Mâcon : tas de ferraille abandonné sur les quais après une pêche à l’aimant
Un amas de roues rouillées et de débris métalliques laissé en bord de Saône interpelle les promeneurs. La pêche à l'aimant est interdite dans le département.
Un tas de ferrailles hétéroclites - roues, pédales de vélo, ancien parcmètre - a été abandonné le long des quais de Mâcon. Les objets proviendraient d'une session de pêche à l'aimant dont les auteurs n'ont pas achevé la démarche en évacuant leur récolte vers une déchetterie.
L'essentiel
Ce qu'il faut retenir
- Un tas de ferrailles (roues, pédales, parcmètre) a été abandonné le long des quais de Mâcon en bord de Saône.
- Ces objets proviendraient d'une session de pêche à l'aimant dont les auteurs n'ont pas évacué la récolte vers une déchetterie.
- La pêche à l'aimant est interdite dans tout le département de Saône-et-Loire.
- Les recommandations professionnelles imposent l'évacuation des métaux collectés vers des centres de recyclage ou ferrailleurs.
Le spectacle intrigue les promeneurs des quais de Mâcon depuis plusieurs jours. Un amas de ferrailles rouillées - roues de vélo, pédales, morceaux de métal, ancien parcmètre - gît sur les berges de la Saône, sans explication apparente. Selon Le Journal de Saône-et-Loire, ce dépôt sauvage serait le résultat d’une session de pêche à l’aimant dont les auteurs ont omis l’étape finale : l’évacuation des déchets.

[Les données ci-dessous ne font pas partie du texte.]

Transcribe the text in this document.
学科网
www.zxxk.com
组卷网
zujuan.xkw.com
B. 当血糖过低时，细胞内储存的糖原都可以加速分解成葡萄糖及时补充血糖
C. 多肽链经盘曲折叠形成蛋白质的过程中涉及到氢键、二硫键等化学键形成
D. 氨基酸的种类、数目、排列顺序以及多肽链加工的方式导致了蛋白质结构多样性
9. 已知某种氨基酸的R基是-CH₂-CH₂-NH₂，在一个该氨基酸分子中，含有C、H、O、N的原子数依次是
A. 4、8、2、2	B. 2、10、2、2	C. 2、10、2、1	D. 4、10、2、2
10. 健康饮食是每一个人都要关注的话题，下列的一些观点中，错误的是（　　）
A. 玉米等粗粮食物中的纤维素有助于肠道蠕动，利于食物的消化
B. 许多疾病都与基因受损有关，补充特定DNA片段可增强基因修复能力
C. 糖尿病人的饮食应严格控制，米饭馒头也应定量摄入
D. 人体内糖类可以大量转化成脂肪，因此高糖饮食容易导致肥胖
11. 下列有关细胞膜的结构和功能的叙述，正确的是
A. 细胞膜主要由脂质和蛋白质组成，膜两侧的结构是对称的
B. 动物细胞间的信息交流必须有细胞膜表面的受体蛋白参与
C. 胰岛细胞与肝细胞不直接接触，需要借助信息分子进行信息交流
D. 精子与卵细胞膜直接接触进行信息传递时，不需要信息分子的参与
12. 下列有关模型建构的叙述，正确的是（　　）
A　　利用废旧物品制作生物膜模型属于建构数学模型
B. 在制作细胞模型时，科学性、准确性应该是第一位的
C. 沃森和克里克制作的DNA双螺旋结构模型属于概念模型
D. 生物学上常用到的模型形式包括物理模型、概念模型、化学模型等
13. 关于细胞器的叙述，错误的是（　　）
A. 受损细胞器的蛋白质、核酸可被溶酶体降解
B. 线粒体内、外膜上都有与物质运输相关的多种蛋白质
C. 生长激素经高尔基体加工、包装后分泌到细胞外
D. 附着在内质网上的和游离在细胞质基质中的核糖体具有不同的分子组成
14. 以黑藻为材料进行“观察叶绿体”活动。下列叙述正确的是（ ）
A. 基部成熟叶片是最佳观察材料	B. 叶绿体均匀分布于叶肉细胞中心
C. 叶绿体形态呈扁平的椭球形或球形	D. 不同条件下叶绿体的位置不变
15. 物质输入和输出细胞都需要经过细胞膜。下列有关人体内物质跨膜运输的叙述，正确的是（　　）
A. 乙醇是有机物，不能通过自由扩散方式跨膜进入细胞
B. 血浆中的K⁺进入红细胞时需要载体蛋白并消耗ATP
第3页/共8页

Une pratique de loisir controversée
La pêche à l’aimant consiste à sonder les cours d’eau à l’aide d’un aimant puissant pour remonter des objets ferreux immergés. Présentée par ses adeptes comme un geste de dépollution citoyenne, cette activité comporte des risques. Selon l’AFP, les autorités mettent en garde contre la remontée d’objets dangereux, notamment des munitions historiques. Dans le département de Saône-et-Loire, la pratique est interdite.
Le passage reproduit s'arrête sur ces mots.